You tore a ligament in your knee when you slipped and fell. The good news is that the orthopedic service at the hospital recommended arthroscopic surgery to repair the ligament. This is a less invasive approach to treating your knee damage, and it can even be done as an outpatient. Here is what you can expect from this surgery and your recovery afterwards.
Preparing for Your Outpatient Surgery
You'll have the surgery done at the orthopedic clinic as an outpatient, so you'll go home the same day. Have someone take you to your appointment and back home after the procedure. You'll be weak after the procedure and will want to rest when you get home. Have someone stay with you for the rest of the day to help with simple tasks around the house while you get your strength back.
The Arthroscopic Surgery
The two major differences between traditional knee surgery and arthroscopic surgery are:
- Traditional surgery requires a large incision over the knee joint to expose the knee for the surgeon to access for repair. You need to have general anesthesia for this surgery.
- Arthroscopic surgery requires only two small incisions in the knee. You don't need general anesthesia or be put to sleep.

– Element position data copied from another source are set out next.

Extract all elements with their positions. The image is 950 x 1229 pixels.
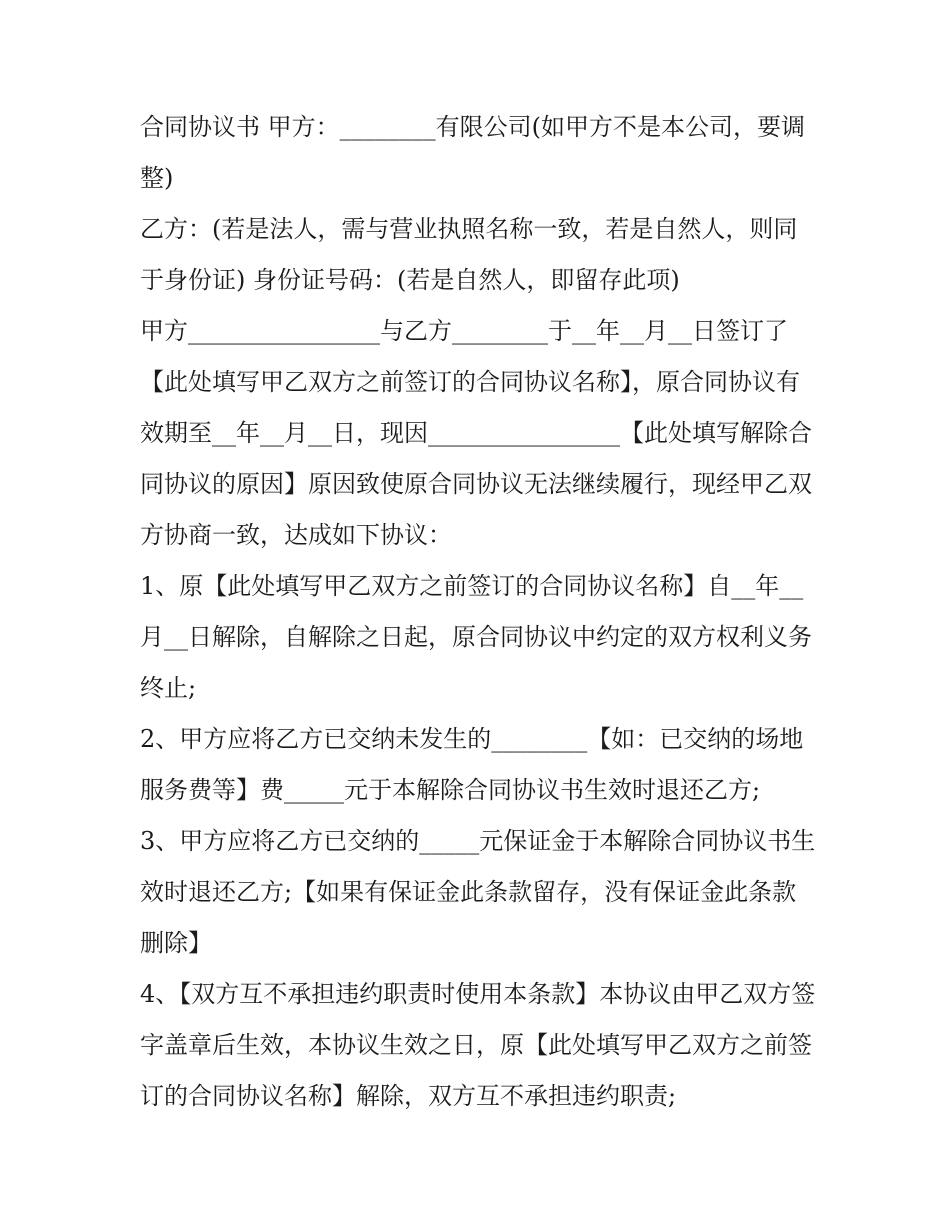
paragraph-clause-3: 3、甲方应将乙方已交纳的_____元保证金于本解除合同协议书生效时退还乙方;【如果有保证金此条款留存，没有保证金此条款删除】	[140, 827, 816, 957]
paragraph-clause-4: 4、【双方互不承担违约职责时使用本条款】本协议由甲乙双方签字盖章后生效，本协议生效之日，原【此处填写甲乙双方之前签订的合同协议名称】解除，双方互不承担违约职责;	[140, 980, 816, 1110]
paragraph-clause-1: 1、原【此处填写甲乙双方之前签订的合同协议名称】自__年__月__日解除，自解除之日起，原合同协议中约定的双方权利义务终止;	[140, 572, 812, 702]
paragraph-clause-2: 2、甲方应将乙方已交纳未发生的________【如：已交纳的场地服务费等】费_____元于本解除合同协议书生效时退还乙方;	[140, 725, 804, 804]
paragraph-parties-a: 合同协议书 甲方：________有限公司(如甲方不是本公司，要调整)	[140, 113, 805, 192]
paragraph-preamble: 甲方________________与乙方________于__年__月__日签订了【此处填写甲乙双方之前签订的合同协议名称】，原合同协议有效期至__年__月__日，现因________________【此处填写解除合同协议的原因】原因致使原合同协议无法继续履行，现经甲乙双方协商一致，达成如下协议：	[140, 317, 812, 549]
document-body	[140, 102, 820, 1122]
paragraph-parties-b: 乙方：(若是法人，需与营业执照名称一致，若是自然人，则同于身份证) 身份证号码：(若是自然人，即留存此项)	[140, 215, 798, 294]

Once you check into the orthopedic clinic, you'll speak with the anesthesiologist about your options. They may give you a choice of anesthetics for the procedure:
- a local anesthetic that deadens just the knee area
- a regional anesthetic that makes you feel nothing from the waist down
- in both cases, you can choose to be awake during the procedure and watch the procedure on monitors in the surgical suite or be sedated lightly so you're unaware of the procedure
The staff will prepare you for the surgery and administer the selected anesthetic. Once your knee is numb, the surgeon makes two small incisions over your knee joint. Into one incision is placed a tube that has a camera at the end to give the doctor visibility to the damaged ligament in your knee on a monitor or through a microscope as they do the repair. Into the second incision, another tube is inserted that contains the instruments used to perform the repair.
The surgeon guides the tubes into place so they can see and access the torn ligament. They will do all of the work on the ligament through these tubes, which minimizes the damage to the tissues in the knee typical of traditional knee surgery. When the procedure is complete, the tubes are removed, and the incisions sutured closed. You'll have two small bandages on your knee over the incisions.
You'll be taken to a quiet area for a few minutes while you rest and the anesthetic wears off. The surgeon will examine your knee, and when they are satisfied that you're not having any uncomfortable side effects, you'll be sent home.
Recovering at Home
Your doctor will send you home with pain medication to cover the mild pain you'll have in your knee. You'll begin physical therapy the day after the surgery. During the first few weeks, you'll work with the physical therapist to regain full range of motion in your knee. Once you're able to move your knee through its normal range of motion, you'll begin strength exercises to build up the muscles in and around the knee. Strong muscles help you when you walk, but also help protect the knee from future injury.